Whole grains are loaded with fiber which have a low glycemic index rating, meaning it takes the body longer to digest it but supplying the body with a steady source of energy. Fiber rich grains control appetite in this way keeping you feeling fuller for longer helping to manage weight. Whole grains also protect the body against diabetes, heart disease, colon cancer, stroke, high blood pressure and gum disease. Whole grains include whole wheat, oats, brown rice and bread, cereal and crackers made from them.

 



Drinks-

Although the promotion of drinking alcohol is normally never included in any type of health prevention, in the case of anti aging red wine is included. Red wine contains resveratrol a strong antioxidant and anti-inflammatory. Resveratrol counteracts cell death in key areas of the body, the heart and brain. By protecting our vital organs resveratrol has the ability to prolong life. Limit drinking of red wine to one glass a day as more can have potential harmful effects on the liver.

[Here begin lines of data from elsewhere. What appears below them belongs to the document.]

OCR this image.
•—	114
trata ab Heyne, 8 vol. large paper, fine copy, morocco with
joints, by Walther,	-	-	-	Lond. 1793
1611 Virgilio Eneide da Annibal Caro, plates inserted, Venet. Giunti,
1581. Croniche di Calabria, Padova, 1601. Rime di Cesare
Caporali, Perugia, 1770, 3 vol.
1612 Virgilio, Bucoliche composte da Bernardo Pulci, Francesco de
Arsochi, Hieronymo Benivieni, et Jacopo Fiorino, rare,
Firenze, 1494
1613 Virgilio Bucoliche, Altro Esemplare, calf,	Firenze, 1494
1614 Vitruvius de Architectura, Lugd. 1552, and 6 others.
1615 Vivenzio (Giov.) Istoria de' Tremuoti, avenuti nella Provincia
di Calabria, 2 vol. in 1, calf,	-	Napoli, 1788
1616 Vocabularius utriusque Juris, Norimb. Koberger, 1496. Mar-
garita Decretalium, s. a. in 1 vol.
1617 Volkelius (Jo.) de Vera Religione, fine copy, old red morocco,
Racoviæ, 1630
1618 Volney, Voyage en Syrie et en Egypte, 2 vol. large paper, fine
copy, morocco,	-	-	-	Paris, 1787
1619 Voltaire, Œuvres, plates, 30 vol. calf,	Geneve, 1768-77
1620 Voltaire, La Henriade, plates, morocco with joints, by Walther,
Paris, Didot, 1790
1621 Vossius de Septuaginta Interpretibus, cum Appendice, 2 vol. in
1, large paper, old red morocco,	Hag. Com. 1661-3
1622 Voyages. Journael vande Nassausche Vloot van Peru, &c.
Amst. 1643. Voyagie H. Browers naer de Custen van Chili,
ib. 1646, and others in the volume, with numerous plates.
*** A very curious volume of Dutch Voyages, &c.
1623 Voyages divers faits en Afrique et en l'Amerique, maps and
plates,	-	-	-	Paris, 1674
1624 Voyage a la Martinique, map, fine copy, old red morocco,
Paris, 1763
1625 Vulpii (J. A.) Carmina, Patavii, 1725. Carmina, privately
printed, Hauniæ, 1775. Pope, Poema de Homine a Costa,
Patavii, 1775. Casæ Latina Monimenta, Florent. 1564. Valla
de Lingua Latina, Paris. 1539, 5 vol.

            Coffee is another drink in which people have debated over its recommendations. Coffees health benefits come partly from it containing caffeine, but more because of chlorogenic acids, antioxidants that protect the body. Drinking coffee lowers the risk for type 2 diabetes, Parkinson’s and heart disease. Again limit your coffee intake since increased consumption can cause jitteriness, headaches and shaking.

            Tea is a better route to go since its polyphenols (antioxidants); fluoride and caffeine make this the healthiest drink of the three. Drinking tea lowers the risk for heart attacks, strengthens the immune system, protects against tooth decay and fights against memory loss.  Black, white, green, or oolong teas are among the four teas, which have these health benefits. Tea can be drunk daily without any restrictions.

 

Nuts & Dark Chocolate-

In small amounts both dark chocolate and nuts have weight loss benefits and anti aging abilities. Although nuts are promoted as high fat, high calorie foods, that shouldn’t be eaten if you want to lose weight, this is actually incorrect. The problem isn’t that they are high fat, because they actually contain good fats (monounsaturated), it’s that people usually eat too many within one sitting. Nuts are actually filling if consumed in the right quantities and the body actually uses some of the calories to break them down so their calories aren’t absorbed.

            For those with a sweet tooth turn to dark chocolate. Again if consumed in small amounts dark chocolate has the ability to reduce inflammation, lower blood pressure, prevent clogged arteries, which lead to stroke and heart attack and boost brain function. This is due to the cocoa flavanols, antioxidants only found in dark chocolate. Only consume 1- ounces in a sitting to avoid added calories.